Consider the standard uniformly elliptic equation on a domain $\Omega \subset \mathbb{R}^d$:
$$ \mathrm{div}(A(x)\nabla u) = f $$ for $u \in H^{1}(\Omega)$ , $f\in H^{1} (\Omega)$, $a_{ij}(x)$ measurable functions, and the solution being in the sense of distributions. Show that if we have a sequence $u_n,A_n, f_n$ such that: $$ \mathrm{div}(A_n(x)\nabla u_n) = f_n $$ and:
- $a_{ij}^n(x) \to a_{ij}(x)$ pointwise a.e.
- $u_n \to u$ in $H^{1}$
- $f_n \to f $ in $H^{-1}$
Then in the limit we have: $$ \mathrm{div}(A(x)\nabla u) = f $$ with all the above being in the sense of distributions of course.
Does anyone have any ideas? The right hand side should definitely converge to $f$ thanks to the strong convergence of $f$, but i am unsure on how one should handle the matrix terms.

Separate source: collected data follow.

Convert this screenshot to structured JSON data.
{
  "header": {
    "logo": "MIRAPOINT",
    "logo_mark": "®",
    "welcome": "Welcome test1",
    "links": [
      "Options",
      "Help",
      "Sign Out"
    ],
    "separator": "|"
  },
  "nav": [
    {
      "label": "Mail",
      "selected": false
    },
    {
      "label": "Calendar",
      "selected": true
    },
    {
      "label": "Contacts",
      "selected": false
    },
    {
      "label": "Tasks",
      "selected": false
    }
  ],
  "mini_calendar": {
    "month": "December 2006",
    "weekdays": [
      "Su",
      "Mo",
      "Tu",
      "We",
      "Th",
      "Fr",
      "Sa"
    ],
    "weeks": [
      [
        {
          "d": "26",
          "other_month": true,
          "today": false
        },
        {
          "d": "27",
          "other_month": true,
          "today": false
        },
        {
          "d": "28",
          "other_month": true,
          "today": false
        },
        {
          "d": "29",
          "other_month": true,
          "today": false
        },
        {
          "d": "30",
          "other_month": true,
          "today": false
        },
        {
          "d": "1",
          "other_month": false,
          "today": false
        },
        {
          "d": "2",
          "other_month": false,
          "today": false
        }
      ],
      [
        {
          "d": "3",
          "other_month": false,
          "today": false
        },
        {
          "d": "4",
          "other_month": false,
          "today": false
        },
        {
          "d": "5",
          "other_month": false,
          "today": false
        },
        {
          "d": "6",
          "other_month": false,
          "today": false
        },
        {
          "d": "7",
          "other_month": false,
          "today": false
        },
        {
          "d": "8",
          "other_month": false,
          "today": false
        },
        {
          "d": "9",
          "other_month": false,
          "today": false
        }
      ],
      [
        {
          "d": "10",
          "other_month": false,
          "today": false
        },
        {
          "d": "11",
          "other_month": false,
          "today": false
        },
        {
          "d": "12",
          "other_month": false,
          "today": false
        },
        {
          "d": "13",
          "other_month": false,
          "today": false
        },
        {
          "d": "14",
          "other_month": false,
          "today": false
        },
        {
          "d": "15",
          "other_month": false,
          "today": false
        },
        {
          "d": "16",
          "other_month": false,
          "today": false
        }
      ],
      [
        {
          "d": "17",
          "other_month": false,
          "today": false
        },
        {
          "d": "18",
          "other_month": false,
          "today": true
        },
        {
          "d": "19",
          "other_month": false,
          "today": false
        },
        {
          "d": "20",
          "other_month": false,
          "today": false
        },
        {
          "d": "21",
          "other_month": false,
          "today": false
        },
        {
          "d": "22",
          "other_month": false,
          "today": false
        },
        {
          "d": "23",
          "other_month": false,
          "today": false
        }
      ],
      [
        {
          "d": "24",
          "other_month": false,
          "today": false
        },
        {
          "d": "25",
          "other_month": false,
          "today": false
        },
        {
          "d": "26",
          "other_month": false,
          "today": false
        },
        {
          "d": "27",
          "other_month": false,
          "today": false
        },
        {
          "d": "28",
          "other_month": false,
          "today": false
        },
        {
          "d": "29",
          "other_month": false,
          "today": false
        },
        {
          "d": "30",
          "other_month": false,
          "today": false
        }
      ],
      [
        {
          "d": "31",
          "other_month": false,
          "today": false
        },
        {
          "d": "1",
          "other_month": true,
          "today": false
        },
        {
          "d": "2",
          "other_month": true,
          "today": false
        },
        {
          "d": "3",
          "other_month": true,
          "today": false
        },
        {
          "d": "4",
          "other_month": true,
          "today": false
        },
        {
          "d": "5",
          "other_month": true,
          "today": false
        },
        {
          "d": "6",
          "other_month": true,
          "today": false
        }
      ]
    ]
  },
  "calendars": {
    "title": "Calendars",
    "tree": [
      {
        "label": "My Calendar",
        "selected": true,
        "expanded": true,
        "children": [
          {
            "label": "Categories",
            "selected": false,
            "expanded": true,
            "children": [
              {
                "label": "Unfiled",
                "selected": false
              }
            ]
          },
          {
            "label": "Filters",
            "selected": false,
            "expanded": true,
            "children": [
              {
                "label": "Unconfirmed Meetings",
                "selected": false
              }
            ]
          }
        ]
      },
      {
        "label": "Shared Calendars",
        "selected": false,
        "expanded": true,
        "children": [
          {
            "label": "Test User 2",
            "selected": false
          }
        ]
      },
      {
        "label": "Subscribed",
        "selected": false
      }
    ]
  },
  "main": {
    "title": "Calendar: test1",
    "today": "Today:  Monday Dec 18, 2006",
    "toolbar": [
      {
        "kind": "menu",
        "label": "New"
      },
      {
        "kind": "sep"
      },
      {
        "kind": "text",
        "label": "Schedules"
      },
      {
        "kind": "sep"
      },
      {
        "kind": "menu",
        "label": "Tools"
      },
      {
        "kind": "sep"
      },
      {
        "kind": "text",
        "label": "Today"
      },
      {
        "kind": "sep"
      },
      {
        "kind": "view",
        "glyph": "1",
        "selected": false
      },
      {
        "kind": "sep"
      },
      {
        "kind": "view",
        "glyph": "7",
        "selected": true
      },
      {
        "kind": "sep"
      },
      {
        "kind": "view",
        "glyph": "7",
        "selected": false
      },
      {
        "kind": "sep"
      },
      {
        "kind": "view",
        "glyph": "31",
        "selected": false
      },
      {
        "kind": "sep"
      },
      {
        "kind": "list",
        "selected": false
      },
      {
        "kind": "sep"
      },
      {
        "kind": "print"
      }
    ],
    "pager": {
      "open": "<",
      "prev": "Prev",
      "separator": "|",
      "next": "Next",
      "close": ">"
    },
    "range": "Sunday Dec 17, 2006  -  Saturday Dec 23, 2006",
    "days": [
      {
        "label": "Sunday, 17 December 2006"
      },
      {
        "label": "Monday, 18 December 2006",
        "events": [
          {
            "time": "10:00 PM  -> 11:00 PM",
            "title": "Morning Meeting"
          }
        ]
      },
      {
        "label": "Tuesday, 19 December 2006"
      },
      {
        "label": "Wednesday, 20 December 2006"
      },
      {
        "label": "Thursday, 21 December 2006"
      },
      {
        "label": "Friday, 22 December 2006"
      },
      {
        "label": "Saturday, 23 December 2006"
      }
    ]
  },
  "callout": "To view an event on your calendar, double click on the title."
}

I suppose that $\Omega$ is a bounded open set and the costants $\Lambda$ not depends by $n$, that is $$ a^{ij}_n\le \Lambda \qquad \forall n $$ Then thesis it follows by \begin{equation} \begin{split} \int_\Omega (a^{ij}_n\partial_ju_n-a^{ij}\partial_ju)&= \int_\Omega (a^{ij}_n\partial_ju_n-a^{ij}_n\partial_ju) +\int_\Omega (a^{ij}_n\partial_ju-a^{ij}\partial_ju)\\ & =\int_\Omega a^{ij}_n(\partial_ju_n-\partial_ju) + \int_\Omega (a^{ij}_n-a^{ij})\partial_ju \\ &\le \Lambda||\partial_ju_n-\partial_ju||_{L^1}+ ||\partial_ju||_{L^2}||a^{ij}_n-a^{ij}||_{L^2}\to_{n\to\infty}0 \end{split} \end{equation} by hypothesis and by dominated convergence theorem.